O Franklin morava na rua de cima, numa casa de balcãozito sobre o largo. Tinha uma costela de trafulha e outra de aventureiro, e fazia negócios de madeiras. Nesse tempo parecia inesgotável a reserva de castanheiros que alguém plantara há séculos, e cobriam por então a encosta toda. Não faltava trabalho ao Franklin, que levava para longe, ninguém sabe para onde, os velhos troncos que cheiravam a terra, empilhados numa camioneta a queixar-se das molas.
A estrada nova era ainda recente, coisa de poucos anos. Muitas mulheres trabalharam nela, se não mesmo garotos, que então não havia máquinas nem leis. Sentados ali no chão a tarde inteira, partiam à martelada os pedregulhos, que desfaziam em brita para o maquedame. E lá ao fundo, no largo, rompia da estrada velha, vinha em recta por ali fora entre barreiras, rasgava as terras do conde e lá seguia para norte, para a Senhora da Cabeça, para as serranias da Lapa.
Uma tarde o Franklin apresentou-se no largo com um automóvel vermelho, que largava petardos pelo ar e cheirava a gasolina. Tinha um focinho comprido, e na ponta do focinho uma dentuça a luzir, era mesmo um bicho a rir-se.
- Isto é um Chifrolé vermelho, nunca vistens?!
E o adjunto, que nunca vira de perto uma coisa parecida, ficou-se a observar o animal, roído de admiração, enquanto o Franklin forcejava passagem para a taberna.
Um migalho depois regressou ao Chifrolé, ajeitou-se-lhe ao volante e dirigiu-se ao largo. Apontou à estrada nova e toda a santa tarde se passou num badanal, recta acima, recta abaixo. Quando se aproximavam as curvas do conde era uma chiadeira de travões, até inverter a marcha no campo da aldeia nova. A poeirada espessa já tapetava as eiras, afogava num sufoco as cerejeiras da berma.

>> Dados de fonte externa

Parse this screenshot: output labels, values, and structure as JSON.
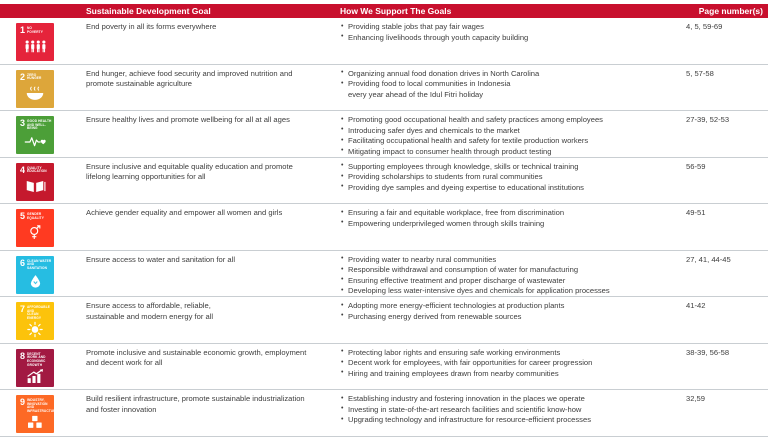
{
  "colors": {
    "header_bar": "#C8102E",
    "separator": "#C9CED2",
    "body_text": "#3E3E3E"
  },
  "bullet_glyph": "•",
  "header": {
    "col_goal": "Sustainable Development Goal",
    "col_support": "How We Support The Goals",
    "col_pages": "Page number(s)"
  },
  "rows": [
    {
      "num": "1",
      "icon": "sdg1-people-icon",
      "color": "#E5243B",
      "icon_label": "No\nPoverty",
      "goal": "End poverty in all its forms everywhere",
      "bullets": [
        "Providing stable jobs that pay fair wages",
        "Enhancing livelihoods through youth capacity building"
      ],
      "pages": "4, 5, 59-69"
    },
    {
      "num": "2",
      "icon": "sdg2-bowl-icon",
      "color": "#DDA63A",
      "icon_label": "Zero\nHunger",
      "goal": "End hunger, achieve food security and improved nutrition and\npromote sustainable agriculture",
      "bullets": [
        "Organizing annual food donation drives in North Carolina",
        "Providing food to local communities in Indonesia\nevery year ahead of the Idul Fitri holiday"
      ],
      "pages": "5, 57-58"
    },
    {
      "num": "3",
      "icon": "sdg3-heartbeat-icon",
      "color": "#4C9F38",
      "icon_label": "Good Health\nand Well-Being",
      "goal": "Ensure healthy lives and promote wellbeing for all at all ages",
      "bullets": [
        "Promoting good occupational health and safety practices among employees",
        "Introducing safer dyes and chemicals to the market",
        "Facilitating occupational health and safety for textile production workers",
        "Mitigating impact to consumer health through product testing"
      ],
      "pages": "27-39, 52-53"
    },
    {
      "num": "4",
      "icon": "sdg4-book-icon",
      "color": "#C5192D",
      "icon_label": "Quality\nEducation",
      "goal": "Ensure inclusive and equitable quality education and promote\nlifelong learning opportunities for all",
      "bullets": [
        "Supporting employees through knowledge, skills or technical training",
        "Providing scholarships to students from rural communities",
        "Providing dye samples and dyeing expertise to educational institutions"
      ],
      "pages": "56-59"
    },
    {
      "num": "5",
      "icon": "sdg5-gender-icon",
      "color": "#FF3A21",
      "icon_label": "Gender\nEquality",
      "goal": "Achieve gender equality and empower all women and girls",
      "bullets": [
        "Ensuring a fair and equitable workplace, free from discrimination",
        "Empowering underprivileged women through skills training"
      ],
      "pages": "49-51"
    },
    {
      "num": "6",
      "icon": "sdg6-water-drop-icon",
      "color": "#26BDE2",
      "icon_label": "Clean Water\nand Sanitation",
      "goal": "Ensure access to water and sanitation for all",
      "bullets": [
        "Providing water to nearby rural communities",
        "Responsible withdrawal and consumption of water for manufacturing",
        "Ensuring effective treatment and proper discharge of wastewater",
        "Developing less water-intensive dyes and chemicals for application processes"
      ],
      "pages": "27, 41, 44-45"
    },
    {
      "num": "7",
      "icon": "sdg7-sun-icon",
      "color": "#FCC30B",
      "icon_label": "Affordable and\nClean Energy",
      "goal": "Ensure access to affordable, reliable,\nsustainable and modern energy for all",
      "bullets": [
        "Adopting more energy-efficient technologies at production plants",
        "Purchasing energy derived from renewable sources"
      ],
      "pages": "41-42"
    },
    {
      "num": "8",
      "icon": "sdg8-growth-chart-icon",
      "color": "#A21942",
      "icon_label": "Decent Work and\nEconomic Growth",
      "goal": "Promote inclusive and sustainable economic growth, employment\nand decent work for all",
      "bullets": [
        "Protecting labor rights and ensuring safe working environments",
        "Decent work for employees, with fair opportunities for career progression",
        "Hiring and training employees drawn from nearby communities"
      ],
      "pages": "38-39, 56-58"
    },
    {
      "num": "9",
      "icon": "sdg9-cubes-icon",
      "color": "#FD6925",
      "icon_label": "Industry, Innovation\nand Infrastructure",
      "goal": "Build resilient infrastructure, promote sustainable industrialization\nand foster innovation",
      "bullets": [
        "Establishing industry and fostering innovation in the places we operate",
        "Investing in state-of-the-art research facilities and scientific know-how",
        "Upgrading technology and infrastructure for resource-efficient processes"
      ],
      "pages": "32,59"
    }
  ]
}
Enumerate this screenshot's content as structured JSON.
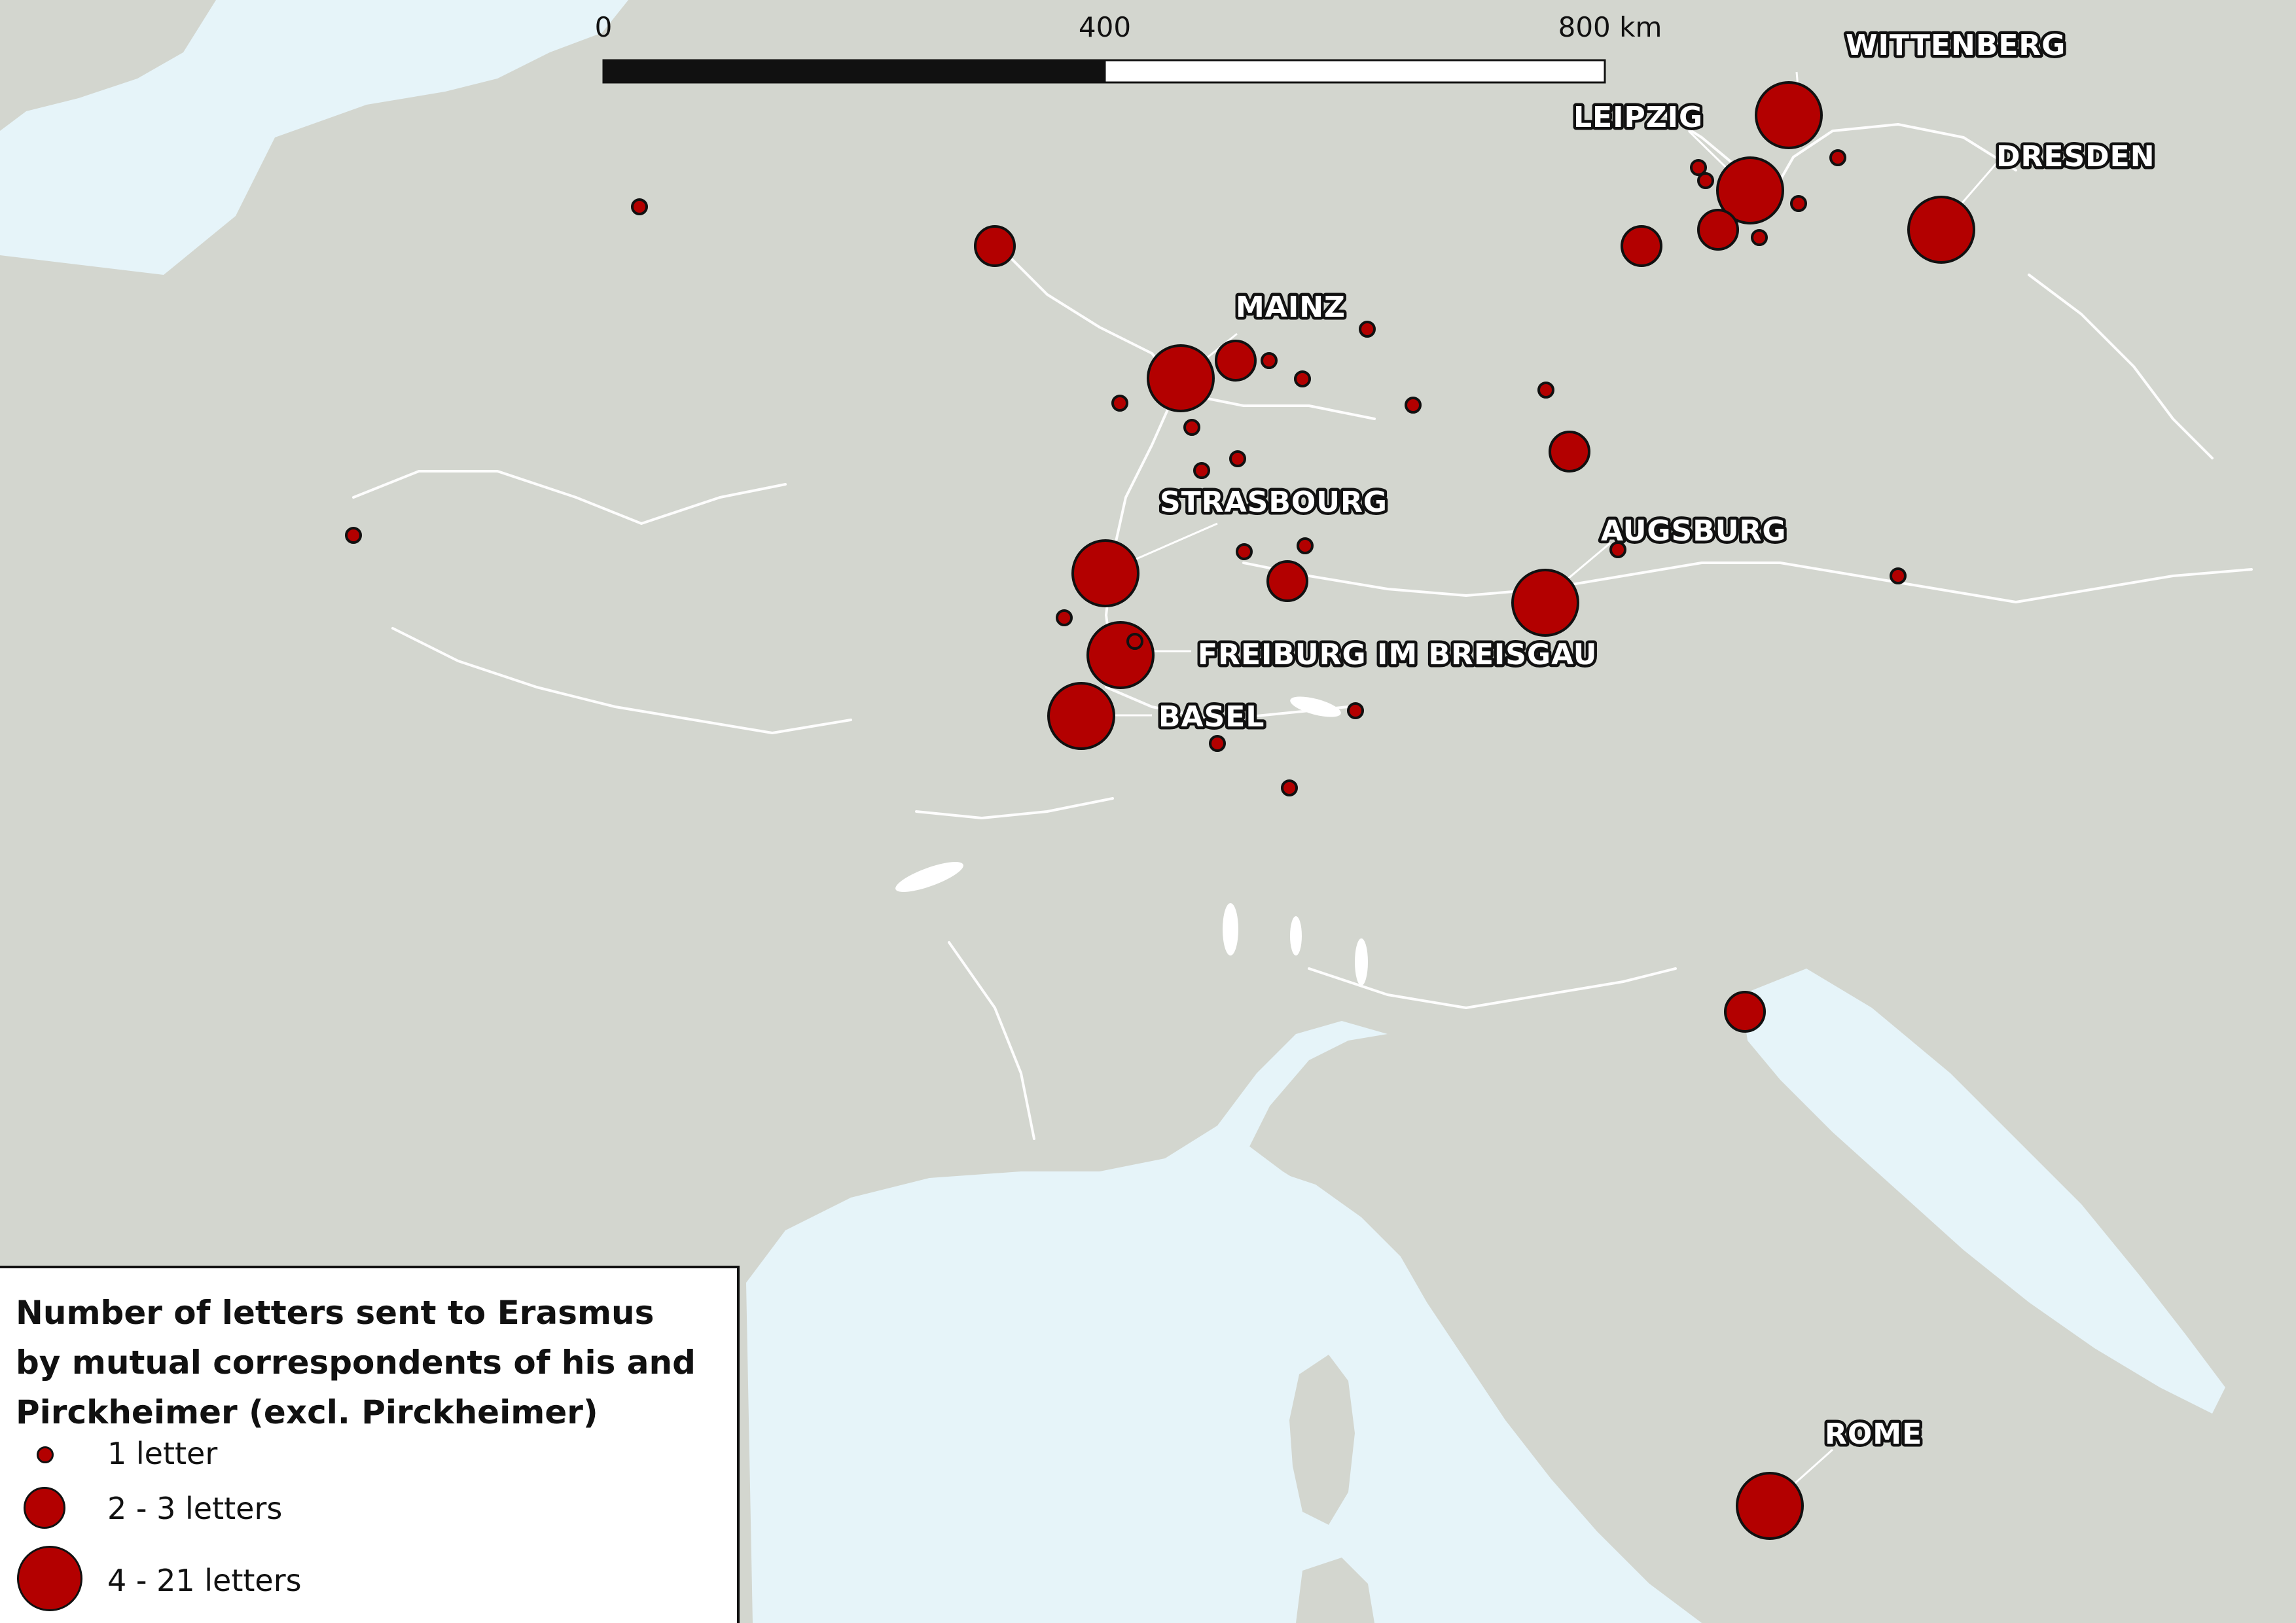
{
  "colors": {
    "sea": "#e6f4f9",
    "land": "#d3d6cf",
    "rivers": "#ffffff",
    "marker": "#b30000",
    "marker_stroke": "#111111"
  },
  "scale_bar": {
    "labels": [
      "0",
      "400",
      "800 km"
    ]
  },
  "cities": [
    {
      "name": "WITTENBERG"
    },
    {
      "name": "LEIPZIG"
    },
    {
      "name": "DRESDEN"
    },
    {
      "name": "MAINZ"
    },
    {
      "name": "STRASBOURG"
    },
    {
      "name": "AUGSBURG"
    },
    {
      "name": "FREIBURG IM BREISGAU"
    },
    {
      "name": "BASEL"
    },
    {
      "name": "ROME"
    }
  ],
  "legend": {
    "title_lines": [
      "Number of letters sent to Erasmus",
      "by mutual correspondents of his and",
      "Pirckheimer (excl. Pirckheimer)"
    ],
    "classes": [
      {
        "label": "1 letter",
        "size": "small"
      },
      {
        "label": "2 - 3 letters",
        "size": "medium"
      },
      {
        "label": "4 - 21 letters",
        "size": "large"
      }
    ]
  }
}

E o trovejar do motor deixava numa fona a canzoada, e enchia o vale inteiro de estampidos.
Quando parou outra vez em frente da taberna, o nariz do Chifrolé já vinha a deitar fumo. Alguém foi buscar um balde de água, mas logo o Franklin se pôs a rogar pragas.
- Só uma besta quadrada é que não sabe que estes fogos não se apagam assim!
E abriu a boca do bicho, enquanto berrava que trouxessem umas pazadas de saibro. Foi ali um sobressalto. E o fumo só amainou quando o Franklin se foi a correr a casa, trouxe um cobertor de papa e abafou nele o motor que resfolegava.
O Chifrolé nunca mais ninguém o viu. E uns anos depois foi dito que o Franklin tinha morrido em África. Debaixo dum tractor que um preto fez empinar, e cambulhou.